Wednesday 22 November 2017

Matra Rancho (1977)

Matra Rancho
Launched 1977

The Matra Rancho. If you’ve never seen one before, just one look will tell you that this is a tough offroad vehicle that can go absolutely anywhere. And that one look would lead you to absolutely the wrong conclusions.

Despite its rugged looks, the Rancho was basically just a two wheel drive pickup truck with a fibreglass body on the back. With no more off-road capabilities than any other standard late 1970s car, the Rancho promised something that it didn’t deliver. But what it did eventually deliver was no less important.

A brief history lesson – Matra was an industrial combine with a profitable line in armaments that almost accidentally became a car manufacturer by taking over sports car builder Automobiles René Bonnet. Matra’s main interest may well have been the use of fibreglass in the company’s Djet two-seaters, but this blossomed into motorsport (winning both the Formula One Drivers’ and Constructor’s championship in 1969), the 24 Hours of Le Mans in 1972, 1973 and 1974 plus a host of other racing trophies. The road car division continued to make sports cars including the novel Matra Bagheera and Murena which featured a single row of three seats.

Matra Rancho showing split tailgate
Matra ended up in partnership with the Chrysler-owned Simca company to sell the Bagheera and Murena. Matras expertise in prototyping and fibreglass led to a new project that was quite a radical departure – the Matra Rancho. The Rancho was designed by Matra’s chief designer Antonis Volanis, as were the Bagheera and Murena.

The inspiration for the Rancho was the Range Rover, launched in 1970. Even then the Range Rover was an expensive and thirsty beast, and Matra thought that they could deliver a lot of the same things (looks and lots of space) for a lot less money. The compact Simca 1100 hatchback was the basis for this, although strictly speaking Matra standard with a pickup variant.

Onto the back of the chassis, Matra attached a large cab made primarily from fibreglass with lots of glass. It had a split tailgate (like the Range Rover) and lots of black plastic to make it look rugged. In optional seven seat form the Rancho was arguably the first MPV, and this hybrid of normal car and off-roader could be argued to be the first Crossover too.

The 80 horsepower engine didn’t have anything like the punch of the Range Rover’s 130 HP v8, but where the Range Rover weighed over two tons the Rancho came in at just 1130 kilos. With an array of spotlights on the front, an integrated roof rack above the driver’s seat and a practical interior which was quite nice by 1970s standards, the Rancho did have a lot going for it.

Talbot Matra Rancho press photo
It had its flaws. The two-wheel drive system was exactly the same as you’d find on a normal Simca 1100 hatchback, and ground clearance was a lot more limited than it looked. But perhaps the worst problem was rust – pretty much everything rusted except for the fibreglass (a problem that also drove the Bagheera to near extinction).

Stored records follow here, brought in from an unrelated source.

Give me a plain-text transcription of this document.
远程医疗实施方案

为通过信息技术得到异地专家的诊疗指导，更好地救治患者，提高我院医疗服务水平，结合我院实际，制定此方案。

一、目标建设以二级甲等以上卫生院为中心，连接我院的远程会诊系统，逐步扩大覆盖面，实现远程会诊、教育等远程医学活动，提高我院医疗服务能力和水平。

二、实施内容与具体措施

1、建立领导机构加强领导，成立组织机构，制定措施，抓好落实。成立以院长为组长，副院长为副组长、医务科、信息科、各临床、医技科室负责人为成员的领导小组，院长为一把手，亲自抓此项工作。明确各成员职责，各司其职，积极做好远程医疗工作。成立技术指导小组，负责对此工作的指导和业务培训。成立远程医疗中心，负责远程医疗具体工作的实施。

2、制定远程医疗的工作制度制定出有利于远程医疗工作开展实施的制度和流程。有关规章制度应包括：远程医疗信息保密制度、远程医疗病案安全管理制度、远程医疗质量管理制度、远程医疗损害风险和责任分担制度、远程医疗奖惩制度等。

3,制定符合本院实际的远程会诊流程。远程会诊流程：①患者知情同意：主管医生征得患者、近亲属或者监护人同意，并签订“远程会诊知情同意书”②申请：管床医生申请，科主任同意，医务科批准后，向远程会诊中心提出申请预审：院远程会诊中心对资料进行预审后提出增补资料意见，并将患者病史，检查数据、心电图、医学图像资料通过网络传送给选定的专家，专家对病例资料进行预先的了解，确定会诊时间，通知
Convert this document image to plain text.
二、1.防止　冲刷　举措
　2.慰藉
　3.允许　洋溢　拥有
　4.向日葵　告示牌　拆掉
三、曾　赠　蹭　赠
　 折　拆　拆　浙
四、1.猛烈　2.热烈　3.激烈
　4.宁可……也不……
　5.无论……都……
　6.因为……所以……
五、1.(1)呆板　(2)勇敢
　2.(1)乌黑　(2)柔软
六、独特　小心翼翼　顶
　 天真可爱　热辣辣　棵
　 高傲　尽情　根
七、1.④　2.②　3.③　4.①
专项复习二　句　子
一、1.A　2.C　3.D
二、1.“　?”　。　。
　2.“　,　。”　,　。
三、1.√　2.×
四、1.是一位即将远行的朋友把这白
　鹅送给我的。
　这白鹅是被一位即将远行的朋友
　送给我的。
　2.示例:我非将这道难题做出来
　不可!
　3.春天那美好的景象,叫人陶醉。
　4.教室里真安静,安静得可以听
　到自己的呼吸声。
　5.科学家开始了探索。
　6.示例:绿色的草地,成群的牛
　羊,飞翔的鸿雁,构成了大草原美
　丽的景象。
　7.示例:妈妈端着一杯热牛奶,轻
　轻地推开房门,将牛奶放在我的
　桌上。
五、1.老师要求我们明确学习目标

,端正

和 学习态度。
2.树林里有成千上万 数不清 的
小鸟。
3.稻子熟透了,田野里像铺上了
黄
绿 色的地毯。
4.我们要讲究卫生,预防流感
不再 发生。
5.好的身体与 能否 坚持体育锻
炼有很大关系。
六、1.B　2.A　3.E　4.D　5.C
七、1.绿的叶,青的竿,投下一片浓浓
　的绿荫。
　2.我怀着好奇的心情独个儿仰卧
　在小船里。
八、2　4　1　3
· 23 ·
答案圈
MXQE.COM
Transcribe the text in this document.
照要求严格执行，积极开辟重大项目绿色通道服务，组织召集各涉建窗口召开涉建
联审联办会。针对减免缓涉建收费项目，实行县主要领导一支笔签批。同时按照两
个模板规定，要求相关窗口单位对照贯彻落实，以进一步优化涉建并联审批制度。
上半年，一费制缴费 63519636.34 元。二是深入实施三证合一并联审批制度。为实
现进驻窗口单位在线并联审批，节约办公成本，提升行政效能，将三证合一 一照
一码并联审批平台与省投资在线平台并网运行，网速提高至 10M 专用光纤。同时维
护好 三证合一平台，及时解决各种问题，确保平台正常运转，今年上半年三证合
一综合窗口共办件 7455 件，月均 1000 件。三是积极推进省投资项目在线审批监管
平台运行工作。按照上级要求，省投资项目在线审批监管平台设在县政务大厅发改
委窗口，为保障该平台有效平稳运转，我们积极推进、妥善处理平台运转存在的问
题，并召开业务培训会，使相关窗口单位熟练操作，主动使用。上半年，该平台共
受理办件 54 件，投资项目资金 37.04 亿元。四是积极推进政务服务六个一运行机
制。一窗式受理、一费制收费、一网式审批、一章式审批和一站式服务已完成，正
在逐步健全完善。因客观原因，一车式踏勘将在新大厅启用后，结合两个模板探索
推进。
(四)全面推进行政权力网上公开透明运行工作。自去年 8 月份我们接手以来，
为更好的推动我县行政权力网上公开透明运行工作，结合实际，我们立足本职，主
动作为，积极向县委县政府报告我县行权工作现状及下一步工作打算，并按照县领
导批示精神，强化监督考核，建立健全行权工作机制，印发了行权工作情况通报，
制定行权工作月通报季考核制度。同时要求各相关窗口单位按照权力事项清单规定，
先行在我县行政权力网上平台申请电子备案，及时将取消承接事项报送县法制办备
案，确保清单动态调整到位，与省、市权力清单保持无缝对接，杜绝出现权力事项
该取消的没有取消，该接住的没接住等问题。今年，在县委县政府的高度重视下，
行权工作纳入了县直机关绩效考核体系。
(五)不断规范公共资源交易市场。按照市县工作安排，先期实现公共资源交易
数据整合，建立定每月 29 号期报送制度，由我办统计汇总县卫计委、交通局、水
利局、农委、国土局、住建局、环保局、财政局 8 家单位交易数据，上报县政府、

Over 56,000 Ranchos were built, first as the Matra-Simca Rancho and then the Talbot Matra Rancho when Chrysler sold its European operations to PSA (Peugeot Citroën). Although thousands were exported to the UK, as of 2017 there are only three left on the road. You would be hard pressed to find one for sale anywhere in the world, but they do occasionally come up for a few thousand euros each.

Many of the ideas of the Rancho were incorporated into Matra’s next production car – the Espace. Although the Espace was originally designed for PSA, it ended up as a Renault and because the world’s first purpose-built MPV (unlike the van-derived Rancho). The Espace was a huge success for Matra, but eventually Renault took the production in house. This move stripped Matra of a successful product, and with a final swansong of the Avantime they ceased car production in 2003.

These days compact crossovers with rugged looks, lots of space but limited off-road capabilities are very common, but you are more likely to see the Matra name on one of the electric bikes they currently manufacture... or perhaps the wrong end of a guided missile. Like many automotive innovators, Matra missed out on the market it helped to create.